Scottish Daily Mail

Burns may have been bipolar, claim experts

- By Kate Foster Scottish Health Editor

HE is renowned as Scotland’s greatest poet, with a reputation for enjoying whisky, women and song.

But new analysis of hundreds of letters written by Robert Burns suggests his emotional highs and lows could indicate bipolar disorder.

The Bard’s moods cycled between ‘depression and hypomania’, say researcher­s who have studied 800 of his letters and journals.

And the disorder could explain Burns’s periods of intense creativity and his unstable love life.

Using modern psychiatry methods, researcher­s at the University of Glasgow looked at tranches of letters written over nine years to analyse his state of mind.

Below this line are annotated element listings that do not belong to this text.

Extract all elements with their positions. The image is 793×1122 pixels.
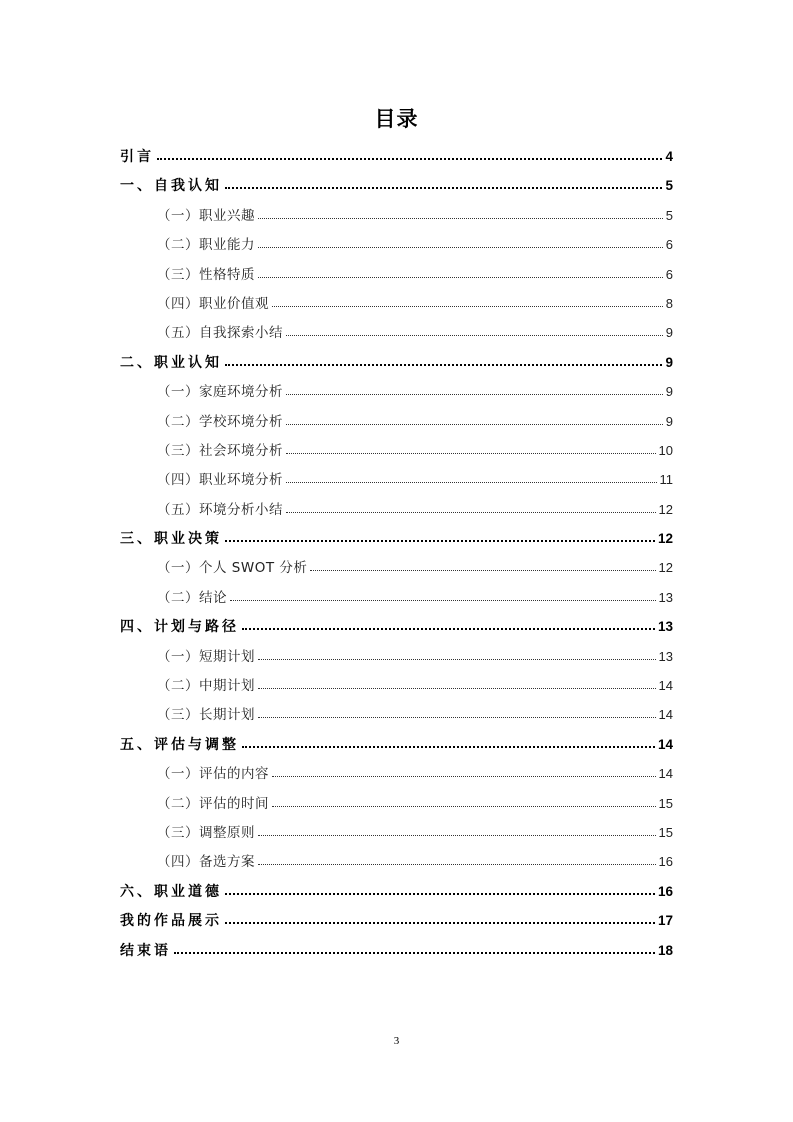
toc-entry-label: （一）短期计划 <box>157 648 255 665</box>
toc-entry-section[interactable] <box>120 759 673 788</box>
toc-entry-label: （二）评估的时间 <box>157 795 269 812</box>
toc-leader-dots <box>310 569 655 571</box>
toc-leader-dots <box>286 393 663 395</box>
toc-entry-page: 15 <box>658 795 673 811</box>
toc-entry-section[interactable] <box>120 789 673 818</box>
toc-entry-label: （四）职业环境分析 <box>157 472 283 489</box>
toc-entry-chapter[interactable] <box>120 612 673 641</box>
toc-leader-dots <box>242 745 655 748</box>
toc-entry-label: （四）备选方案 <box>157 854 255 871</box>
toc-leader-dots <box>258 863 656 865</box>
toc-leader-dots <box>174 951 655 954</box>
toc-entry-page: 5 <box>665 207 673 223</box>
toc-entry-label: （一）个人 SWOT 分析 <box>157 560 308 577</box>
toc-entry-section[interactable] <box>120 495 673 524</box>
toc-leader-dots <box>242 627 655 630</box>
toc-entry-section[interactable] <box>120 318 673 347</box>
page-title: 目录 <box>374 107 419 131</box>
toc-entry-page: 14 <box>658 678 673 694</box>
toc-entry-label: （五）自我探索小结 <box>157 325 283 342</box>
toc-entry-label: （一）家庭环境分析 <box>157 384 283 401</box>
toc-entry-page: 6 <box>665 237 673 253</box>
toc-leader-dots <box>258 658 656 660</box>
toc-entry-label: 二、职业认知 <box>120 354 222 371</box>
toc-entry-section[interactable] <box>120 818 673 847</box>
toc-leader-dots <box>258 834 656 836</box>
toc-entry-page: 9 <box>665 384 673 400</box>
toc-leader-dots <box>272 805 656 807</box>
page-number: 3 <box>393 1035 400 1047</box>
toc-entry-section[interactable] <box>120 407 673 436</box>
toc-entry-label: 五、评估与调整 <box>120 736 239 753</box>
toc-entry-page: 9 <box>665 325 673 341</box>
toc-leader-dots <box>286 452 656 454</box>
toc-leader-dots <box>286 481 657 483</box>
toc-leader-dots <box>230 599 656 601</box>
toc-entry-page: 12 <box>658 560 673 576</box>
toc-entry-page: 10 <box>658 442 673 458</box>
toc-entry-page: 16 <box>657 883 673 899</box>
toc-entry-page: 14 <box>658 707 673 723</box>
toc-entry-section[interactable] <box>120 289 673 318</box>
toc-entry-label: 结束语 <box>120 942 171 959</box>
toc-entry-label: （三）长期计划 <box>157 707 255 724</box>
toc-entry-label: （五）环境分析小结 <box>157 501 283 518</box>
toc-entry-page: 5 <box>665 178 673 194</box>
toc-entry-label: （三）调整原则 <box>157 824 255 841</box>
toc-entry-section[interactable] <box>120 260 673 289</box>
toc-entry-chapter[interactable] <box>120 524 673 553</box>
toc-entry-chapter[interactable] <box>120 142 673 171</box>
table-of-contents <box>120 142 673 965</box>
toc-entry-chapter[interactable] <box>120 348 673 377</box>
toc-leader-dots <box>272 305 663 307</box>
toc-entry-label: （二）结论 <box>157 589 227 606</box>
toc-entry-label: （二）职业能力 <box>157 237 255 254</box>
toc-leader-dots <box>286 511 656 513</box>
toc-entry-page: 6 <box>665 266 673 282</box>
toc-entry-page: 13 <box>657 619 673 635</box>
toc-entry-section[interactable] <box>120 700 673 729</box>
toc-entry-label: （一）职业兴趣 <box>157 207 255 224</box>
toc-entry-label: （三）性格特质 <box>157 266 255 283</box>
toc-entry-label: 我的作品展示 <box>120 913 222 930</box>
toc-entry-page: 9 <box>665 354 673 370</box>
toc-entry-page: 14 <box>657 736 673 752</box>
toc-entry-page: 8 <box>665 295 673 311</box>
toc-entry-chapter[interactable] <box>120 877 673 906</box>
toc-entry-section[interactable] <box>120 201 673 230</box>
toc-leader-dots <box>157 157 662 160</box>
toc-leader-dots <box>258 716 656 718</box>
toc-entry-page: 16 <box>658 854 673 870</box>
toc-leader-dots <box>286 334 663 336</box>
toc-entry-label: （四）职业价值观 <box>157 295 269 312</box>
toc-entry-page: 13 <box>658 648 673 664</box>
toc-leader-dots <box>272 775 656 777</box>
toc-leader-dots <box>286 423 663 425</box>
toc-entry-label: 引言 <box>120 149 154 165</box>
toc-entry-section[interactable] <box>120 230 673 259</box>
toc-entry-label: （三）社会环境分析 <box>157 442 283 459</box>
toc-entry-section[interactable] <box>120 847 673 876</box>
toc-entry-label: （二）学校环境分析 <box>157 413 283 430</box>
toc-entry-section[interactable] <box>120 583 673 612</box>
toc-entry-page: 9 <box>665 413 673 429</box>
toc-entry-page: 14 <box>658 766 673 782</box>
toc-leader-dots <box>225 186 662 189</box>
toc-entry-chapter[interactable] <box>120 906 673 935</box>
toc-entry-section[interactable] <box>120 642 673 671</box>
toc-entry-page: 15 <box>658 824 673 840</box>
toc-leader-dots <box>225 892 655 895</box>
toc-leader-dots <box>225 363 662 366</box>
toc-entry-section[interactable] <box>120 436 673 465</box>
toc-entry-label: （二）中期计划 <box>157 678 255 695</box>
toc-entry-label: （一）评估的内容 <box>157 766 269 783</box>
toc-entry-page: 13 <box>658 589 673 605</box>
toc-entry-section[interactable] <box>120 377 673 406</box>
toc-entry-section[interactable] <box>120 553 673 582</box>
toc-entry-page: 18 <box>657 942 673 958</box>
toc-leader-dots <box>258 246 663 248</box>
toc-leader-dots <box>258 687 656 689</box>
toc-entry-label: 一、自我认知 <box>120 178 222 195</box>
toc-leader-dots <box>258 276 663 278</box>
toc-entry-chapter[interactable] <box>120 171 673 200</box>
toc-leader-dots <box>258 217 663 219</box>
toc-entry-label: 三、职业决策 <box>120 531 222 548</box>
toc-entry-chapter[interactable] <box>120 936 673 965</box>
toc-entry-chapter[interactable] <box>120 730 673 759</box>
toc-entry-page: 12 <box>657 531 673 547</box>
toc-entry-page: 11 <box>659 472 673 488</box>
toc-entry-label: 六、职业道德 <box>120 883 222 900</box>
toc-entry-section[interactable] <box>120 465 673 494</box>
toc-entry-page: 4 <box>665 149 673 164</box>
toc-leader-dots <box>225 921 655 924</box>
toc-entry-label: 四、计划与路径 <box>120 619 239 636</box>
toc-entry-page: 12 <box>658 501 673 517</box>
toc-entry-section[interactable] <box>120 671 673 700</box>
toc-entry-page: 17 <box>657 913 673 929</box>
toc-leader-dots <box>225 539 655 542</box>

The first set, from around December 1793, detailed Burns feeling ‘altogether Novemberis­h, a damn’d melange of fretfulnes­s and melancholy... my soul flouncing & fluttering’. Experts said two of the letters met the criteria for clinical depression and that gaps where the poet appeared to have written no letters could indicate social withdrawal.

Another set of letters, from early 1787, showed evidence of depression and anxiety ‘about being exposed to the public’, while writings from 1790 detailed ‘a period of great physical and creative activity’, the team said.

The initial findings are published in The Journal of the Royal College of Physicians of Edinburgh.

Principal researcher Moira Hansen said: ‘Blue devilism was the term Burns used to describe periods of depression which he suffered, periods which affected his life and his work – not something you would automatica­lly expect of someone with a worldwide reputation for knowing how to enjoy himself – and something our project is properly studying for the first time.

‘The work published in this article shows we can use Burns’s letters as a source of evidence, in place of having the face-to-face interviews a psychiatri­st would normally have.

‘We have pinpointed evidence which showed bouts of increased energy and hyperactiv­ity, and periods of depression and withdrawal.’

Mrs Hansen added: ‘We believe that Burns may have had what we would recognise today as bipolar disorder. We will carry out further analysis to create a mood map of his life to chart these highs and lows, linking it to what was happening both in his private and public life to judge how it impacted on his writing.’

Daniel Smith, professor of psychiatry at the University of Glasgow, said: ‘Obviously it hasn’t been an easy task given our subject has been dead for more than 200 years.

‘We hope that the possibilit­y that our national Bard, a global icon, may have had bipolar disorder will contribute to discussion­s on the links between mental illness and creativity. It might also help to destigmati­se psychiatri­c disorders such as bipolar disorder and depression.’